The following is an elaborated version of the brief talk I gave at my Netroots Nation panel.
The U.S. economy is in serious trouble, mired in a period of slow growth and high prices -- i.e., stagflation. Worse, high prices can largely be traced to escalating fossil fuel costs that are almost certain to continue rising for the foreseeable future.
Our trade debt is enormous, as we, in Gore's words, borrow money from China to buy oil from Saudi Arabia. We're shedding jobs -- according to economist Dean Baker, it's increasingly possible that total job growth under eight years of Bush will come in under the average single-year job growth under Clinton. Median wages have barely kept pace with inflation. The inequality gap is enormous and growing. Consumers are swamped in debt and losing confidence. This generation may be the first in a long while to leave the U.S. worse off than they found it.
It's grim. What should be done?
We have to attack both sides of the stagflation problem, by boosting growth and taking the sting out of energy costs.
Where can we find new sources of economic growth?
One obvious answer is energy itself, which according to VC guru John Doerr is a $6 trillion global business (makes IT look like peanuts). Right now that industry is almost completely dominated by fossil fuels (80 percent worldwide, 85 percent in the U.S.), and every country on the planet is looking to rapidly diversify. In other words, there's a market for non-fossil energy sources and energy efficiency that is, for all intents and purposes, unlimited.
And the shift away from fossil fuels is just getting started. That means there's a chance to get on board the rocket just as it takes off. Three strategies suggest themselves (sketched here in the most general terms):
- Seed the cutting edge. In the energy revolution, we're where the internet was in about 1995. There's an enormous wave of innovation coming. We should make sure a good chunk of it happens here by dumping big money into R&D, opening our absurd immigration system to engineers and entrepreneurs from abroad, and making our cities attractive to the "clusters" that foster innovation.
- Nurture nascent industries. Too many new ideas get stuck in the lab and never make the leap across the "valley of death" to market viability. Public policy can help remedy this problem in a number of ways.

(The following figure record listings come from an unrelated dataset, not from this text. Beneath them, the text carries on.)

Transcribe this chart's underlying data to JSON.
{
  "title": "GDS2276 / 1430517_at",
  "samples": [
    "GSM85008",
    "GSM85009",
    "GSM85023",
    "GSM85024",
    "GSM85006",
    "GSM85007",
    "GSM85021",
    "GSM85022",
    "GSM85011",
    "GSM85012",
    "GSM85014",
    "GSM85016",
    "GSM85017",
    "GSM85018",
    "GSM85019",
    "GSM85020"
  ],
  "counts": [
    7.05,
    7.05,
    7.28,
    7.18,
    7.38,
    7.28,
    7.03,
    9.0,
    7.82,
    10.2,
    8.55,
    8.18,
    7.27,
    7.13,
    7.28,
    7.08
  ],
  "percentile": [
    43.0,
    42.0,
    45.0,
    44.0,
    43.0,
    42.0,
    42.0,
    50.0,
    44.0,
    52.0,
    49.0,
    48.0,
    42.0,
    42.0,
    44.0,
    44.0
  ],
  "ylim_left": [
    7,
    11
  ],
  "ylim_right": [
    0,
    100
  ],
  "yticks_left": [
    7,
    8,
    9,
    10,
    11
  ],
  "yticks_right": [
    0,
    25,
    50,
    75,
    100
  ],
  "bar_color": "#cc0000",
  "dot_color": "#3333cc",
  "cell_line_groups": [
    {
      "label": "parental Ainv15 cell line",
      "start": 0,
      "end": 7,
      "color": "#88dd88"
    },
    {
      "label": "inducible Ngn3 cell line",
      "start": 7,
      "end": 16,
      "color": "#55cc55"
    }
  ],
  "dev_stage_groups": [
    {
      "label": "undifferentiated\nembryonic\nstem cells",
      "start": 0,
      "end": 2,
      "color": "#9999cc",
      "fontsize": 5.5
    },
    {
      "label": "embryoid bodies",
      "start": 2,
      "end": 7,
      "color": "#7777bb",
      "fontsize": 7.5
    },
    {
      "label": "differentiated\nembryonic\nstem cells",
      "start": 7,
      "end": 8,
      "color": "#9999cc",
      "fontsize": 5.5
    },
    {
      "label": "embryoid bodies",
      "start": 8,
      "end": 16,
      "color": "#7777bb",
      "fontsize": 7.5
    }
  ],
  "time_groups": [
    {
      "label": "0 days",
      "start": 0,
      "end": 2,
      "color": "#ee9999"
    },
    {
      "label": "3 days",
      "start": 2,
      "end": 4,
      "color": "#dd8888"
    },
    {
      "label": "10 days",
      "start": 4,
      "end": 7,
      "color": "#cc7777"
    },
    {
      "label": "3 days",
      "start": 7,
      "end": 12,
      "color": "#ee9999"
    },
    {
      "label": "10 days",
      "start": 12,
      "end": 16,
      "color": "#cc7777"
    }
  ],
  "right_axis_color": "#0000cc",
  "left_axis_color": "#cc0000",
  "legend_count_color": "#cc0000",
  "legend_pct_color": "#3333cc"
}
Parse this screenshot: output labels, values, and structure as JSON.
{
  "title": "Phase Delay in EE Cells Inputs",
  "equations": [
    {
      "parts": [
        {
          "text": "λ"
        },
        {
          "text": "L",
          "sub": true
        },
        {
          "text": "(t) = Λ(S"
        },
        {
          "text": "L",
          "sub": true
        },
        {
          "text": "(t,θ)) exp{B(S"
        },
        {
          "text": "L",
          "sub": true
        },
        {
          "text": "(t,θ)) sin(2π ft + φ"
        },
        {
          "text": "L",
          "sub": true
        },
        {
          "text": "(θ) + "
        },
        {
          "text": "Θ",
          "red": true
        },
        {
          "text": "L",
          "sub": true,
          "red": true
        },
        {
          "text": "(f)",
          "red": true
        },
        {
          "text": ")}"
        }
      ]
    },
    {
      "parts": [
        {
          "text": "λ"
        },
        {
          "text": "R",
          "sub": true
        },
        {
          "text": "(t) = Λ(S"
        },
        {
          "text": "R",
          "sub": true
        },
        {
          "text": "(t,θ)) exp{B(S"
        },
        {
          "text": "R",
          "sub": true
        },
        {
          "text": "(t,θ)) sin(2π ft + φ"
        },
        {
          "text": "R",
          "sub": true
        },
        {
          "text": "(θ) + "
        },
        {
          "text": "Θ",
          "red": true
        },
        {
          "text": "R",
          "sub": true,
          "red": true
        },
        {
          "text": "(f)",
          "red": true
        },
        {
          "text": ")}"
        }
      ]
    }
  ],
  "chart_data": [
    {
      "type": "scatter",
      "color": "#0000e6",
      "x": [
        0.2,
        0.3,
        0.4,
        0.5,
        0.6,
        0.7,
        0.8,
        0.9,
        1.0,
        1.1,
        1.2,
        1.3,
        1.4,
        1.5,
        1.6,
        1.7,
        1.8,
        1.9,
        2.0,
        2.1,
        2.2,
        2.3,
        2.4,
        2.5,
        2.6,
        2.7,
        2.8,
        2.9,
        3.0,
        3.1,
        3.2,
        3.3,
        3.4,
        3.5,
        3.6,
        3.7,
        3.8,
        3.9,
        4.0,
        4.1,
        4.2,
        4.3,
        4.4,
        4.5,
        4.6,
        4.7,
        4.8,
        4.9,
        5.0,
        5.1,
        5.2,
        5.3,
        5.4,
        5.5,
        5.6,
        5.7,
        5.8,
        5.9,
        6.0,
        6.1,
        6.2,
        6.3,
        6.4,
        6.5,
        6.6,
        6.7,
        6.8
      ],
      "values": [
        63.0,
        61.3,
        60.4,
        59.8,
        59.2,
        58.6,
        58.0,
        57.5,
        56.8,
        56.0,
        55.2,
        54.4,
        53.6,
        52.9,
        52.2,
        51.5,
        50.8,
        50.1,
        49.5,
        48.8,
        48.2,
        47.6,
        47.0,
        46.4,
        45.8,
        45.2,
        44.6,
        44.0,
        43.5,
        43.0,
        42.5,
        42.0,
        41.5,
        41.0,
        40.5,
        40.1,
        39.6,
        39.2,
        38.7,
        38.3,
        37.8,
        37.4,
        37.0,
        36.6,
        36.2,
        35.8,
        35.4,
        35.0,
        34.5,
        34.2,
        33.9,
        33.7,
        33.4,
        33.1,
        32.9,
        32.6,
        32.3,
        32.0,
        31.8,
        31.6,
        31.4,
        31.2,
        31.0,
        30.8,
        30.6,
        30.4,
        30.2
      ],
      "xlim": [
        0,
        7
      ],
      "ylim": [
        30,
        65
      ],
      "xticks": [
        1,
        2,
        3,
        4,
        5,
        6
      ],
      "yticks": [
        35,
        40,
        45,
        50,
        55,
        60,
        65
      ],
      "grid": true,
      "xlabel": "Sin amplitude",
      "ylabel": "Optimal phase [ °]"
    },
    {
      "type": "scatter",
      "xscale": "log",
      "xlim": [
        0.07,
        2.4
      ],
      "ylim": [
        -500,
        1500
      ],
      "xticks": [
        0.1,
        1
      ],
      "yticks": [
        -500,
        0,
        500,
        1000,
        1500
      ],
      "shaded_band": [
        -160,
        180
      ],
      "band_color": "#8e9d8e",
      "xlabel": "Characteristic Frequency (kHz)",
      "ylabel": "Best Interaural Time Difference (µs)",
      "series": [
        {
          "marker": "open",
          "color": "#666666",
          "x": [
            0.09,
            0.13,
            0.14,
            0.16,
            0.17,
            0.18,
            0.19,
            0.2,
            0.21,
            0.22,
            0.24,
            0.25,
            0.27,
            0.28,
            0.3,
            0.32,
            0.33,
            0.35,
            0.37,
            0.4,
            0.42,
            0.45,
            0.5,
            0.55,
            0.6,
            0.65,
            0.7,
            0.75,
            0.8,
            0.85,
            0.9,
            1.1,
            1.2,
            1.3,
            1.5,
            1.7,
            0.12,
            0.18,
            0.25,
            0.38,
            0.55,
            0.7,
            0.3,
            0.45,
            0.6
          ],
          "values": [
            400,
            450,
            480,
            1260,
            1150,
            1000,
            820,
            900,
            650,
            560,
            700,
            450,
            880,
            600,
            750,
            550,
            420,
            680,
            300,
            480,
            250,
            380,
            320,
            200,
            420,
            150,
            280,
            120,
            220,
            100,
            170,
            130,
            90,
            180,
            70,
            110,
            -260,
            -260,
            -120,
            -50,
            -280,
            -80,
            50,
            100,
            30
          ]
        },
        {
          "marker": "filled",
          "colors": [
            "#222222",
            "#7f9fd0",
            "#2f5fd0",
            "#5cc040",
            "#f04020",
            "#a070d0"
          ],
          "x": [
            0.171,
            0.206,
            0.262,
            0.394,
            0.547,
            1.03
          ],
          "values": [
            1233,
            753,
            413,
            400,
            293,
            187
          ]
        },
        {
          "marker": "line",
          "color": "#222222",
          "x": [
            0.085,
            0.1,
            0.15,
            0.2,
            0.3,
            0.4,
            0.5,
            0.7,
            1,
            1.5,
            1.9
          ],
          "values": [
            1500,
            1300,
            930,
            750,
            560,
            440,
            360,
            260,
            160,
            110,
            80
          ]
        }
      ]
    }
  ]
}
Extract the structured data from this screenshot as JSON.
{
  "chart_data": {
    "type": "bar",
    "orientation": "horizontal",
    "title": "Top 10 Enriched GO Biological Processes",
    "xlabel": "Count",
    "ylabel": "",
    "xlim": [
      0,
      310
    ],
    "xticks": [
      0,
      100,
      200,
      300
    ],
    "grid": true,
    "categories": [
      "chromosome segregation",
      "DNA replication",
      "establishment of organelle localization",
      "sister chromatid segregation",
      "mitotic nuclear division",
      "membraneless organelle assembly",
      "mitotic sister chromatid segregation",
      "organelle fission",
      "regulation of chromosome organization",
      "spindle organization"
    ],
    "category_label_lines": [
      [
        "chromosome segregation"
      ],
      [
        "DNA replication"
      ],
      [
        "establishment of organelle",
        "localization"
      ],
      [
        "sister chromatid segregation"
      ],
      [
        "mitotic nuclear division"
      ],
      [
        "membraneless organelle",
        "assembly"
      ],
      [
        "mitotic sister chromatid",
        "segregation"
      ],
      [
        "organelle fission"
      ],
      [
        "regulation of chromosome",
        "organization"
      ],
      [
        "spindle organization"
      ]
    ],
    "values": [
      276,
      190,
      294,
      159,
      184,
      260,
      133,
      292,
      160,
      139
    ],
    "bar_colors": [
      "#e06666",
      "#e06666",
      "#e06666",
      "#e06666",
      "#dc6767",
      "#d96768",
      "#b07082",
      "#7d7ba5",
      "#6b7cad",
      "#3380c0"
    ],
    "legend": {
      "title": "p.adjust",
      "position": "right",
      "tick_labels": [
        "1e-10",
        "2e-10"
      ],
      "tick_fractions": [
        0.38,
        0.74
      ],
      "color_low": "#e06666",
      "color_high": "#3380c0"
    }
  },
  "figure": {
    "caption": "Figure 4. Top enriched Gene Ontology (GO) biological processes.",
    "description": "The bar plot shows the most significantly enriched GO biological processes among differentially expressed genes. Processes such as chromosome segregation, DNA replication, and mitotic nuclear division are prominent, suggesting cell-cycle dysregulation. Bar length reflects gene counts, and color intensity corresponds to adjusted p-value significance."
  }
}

Directly, it can offer tax credits and subsidies that encourage nascent technologies (think Germany's feed-in tariff). Indirectly, it can create favorable market conditions by driving demand (public procurement, efficiency and output-based standards, RPS's) and internalizing fossil fuel externalities (carbon tax or cap-and-trade). Policy can also help foster rapid scale-up by sending money to community colleges, vocational schools, and job training programs, to help labor supply keep up with demand (it already isn't, and we're barely getting started).
- Drive down energy demand. There is no faster or more reliable way to help consumers get back on their feet than to help them reduce their exposure to volatile, rising energy prices that fluctuate based on events completely out of their control. And what helps consumers also helps the economy as a whole. Methods of increasing energy efficiency -- providing the same standard of living uses less primary energy -- are all but limitless. While the public generally thinks of efficiency in terms of individual products like lightbulbs and vehicles, there are also ways of making buildings, neighborhoods, and cities more efficient, with retrofits and higher building standards, more transportation options like car sharing and public transit, improved materials and water management, and smarter electrical grids. To wring these efficiencies out, we'll have to spend a great deal of money on infrastructure, thoughtfully remove regulatory barriers, and boost output-based standards in every sector.
These strategies will create new industries and new jobs, allow us to reduce the trade deficit, strengthen the dollar, and give the U.S. economy a stability and resiliency it can never achieve while its fate is tied to the vagaries of increasingly brittle international fossil fuel markets.
If you think of the U.S. "productivity recipe" as some mix of labor, energy, and capital, you can think of the way forward as using less energy and more labor. (The fossil fuel sector demonstrates extraordinarily low labor intensity. A dollar of investment moved from that sector to virtually any other -- in this case R&E -- yields up to seven times more jobs, according to Skip Laitner, an economist at ACEEE.)
Consider, for instance, retrofits: If we kick off a nationwide effort to retrofit the building sector for energy efficiency, we're trading a whole bunch of work (i.e. jobs) for a whole bunch of energy. With energy prices rising and a jobs crisis looming, that's an increasingly smart trade -- and as a bonus, money that would have gone to scarcity rents paid to foreign owners of oil will now go to productive domestic work. We'll be moving from a low-wage, high-waste economy to a high-wage, low-waste economy, and getting economic growth, security, and resilience in the bargain.
As economic development policy, as industrial policy, as urban policy, it's a no-brainer. And here's the punchline: Nowhere in the pitch do I use the word "green." Nowhere do I mention climate change or polar bears. You don't need them, and they don't help.
As Van Jones once told me, "For people with a bunch of opportunity, you tell them about the crisis. For people with a bunch of crisis, you tell them about the opportunities." America has a bunch of crisis. These are the opportunities.